Python is being used more frequently in HPC applications. Whether a job is being run by the scheduler or pre/post-processing on login nodes, there’s a chance you may run into it. With Python comes the need for libraries. Installing the libraries in system directories normally isn’t possible, but there is a good solution for that.

The solution common to the Python world is to use Virtual Environments[1], or virtualenv. When installed, virtualenv will let you create a custom Python environment in your own directory structure, allowing you to use specific versions of libraries and install libraries without needing system administrator intervention. It also allows for easy switching between Python 2 and Python 3.

Installing Virtualenv
The initial installation of virtualenv is the only part that will need to be done by a system administrator. There are a few ways to do it. First, install the OS distribution provided version with “yum install python-virtualenv”. The plus is that it will be updated along with any OS updates, and compatibility tracks the distribution installed Python version(s).  The downside is it won’t be the latest. The latest can be installed from the command line with “pip install virtualenv”, or if pip isn’t installed, “easy_install virtualenv”.

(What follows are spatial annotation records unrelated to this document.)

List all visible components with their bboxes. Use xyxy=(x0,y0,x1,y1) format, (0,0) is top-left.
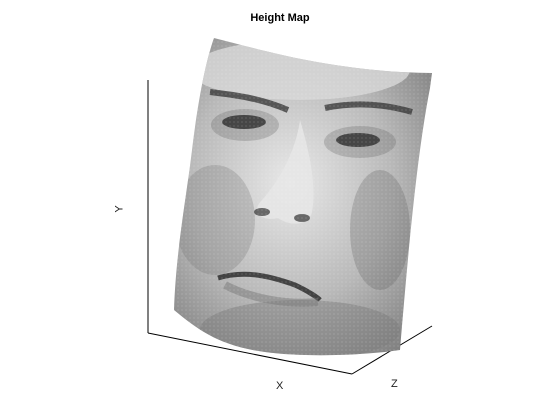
mesh-overlay xyxy=(174,38,432,356)
height-map-surface[interactable] xyxy=(160,30,450,370)
z-axis-label: Z xyxy=(391,378,398,390)
y-axis-label: Y xyxy=(113,205,126,213)
x-axis-label: X xyxy=(276,380,284,392)
x-axis-line xyxy=(147,332,353,375)
plot-title: Height Map xyxy=(250,12,310,24)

Creating a New Environment
Once installed, it’s very easy to create a new environment.  Note that you can have multiple environments, and each environment will need to reside in its own directory structure, which you can place anywhere. To create a new environment (in this example called “orange”), simply run “virtualenv orange”. This will create a new directory in your current directory named orange.  If you want multiple virtual environments for different purposes or library versions, it may be easier to manage if you create a directory like “venv”, change to that directory, and create all your environments in there.

Loading and Activation
You can then load that environment with “source orange/bin/activate”.  Your prompt will change, giving you a hint of which virtualenv is active.  You may now change your working directory to anywhere and still be using that virtualenv.  Now you can easy_install or pip install any libraries you want, and they’ll be installed only for this virtualenv.  (You can even “easy_install pip” if you don’t have pip on your system!)  For jobs that are running on the cluster, source the same file in your job submission script, and you’ll be ready to run remotely.

Removing Virtualenv
To clear the virtualenv from your current shell, simply run “deactivate” from the command line.  The libraries and rest of the environment can be permanently removed from your system by removing the virtualenv directory created earlier.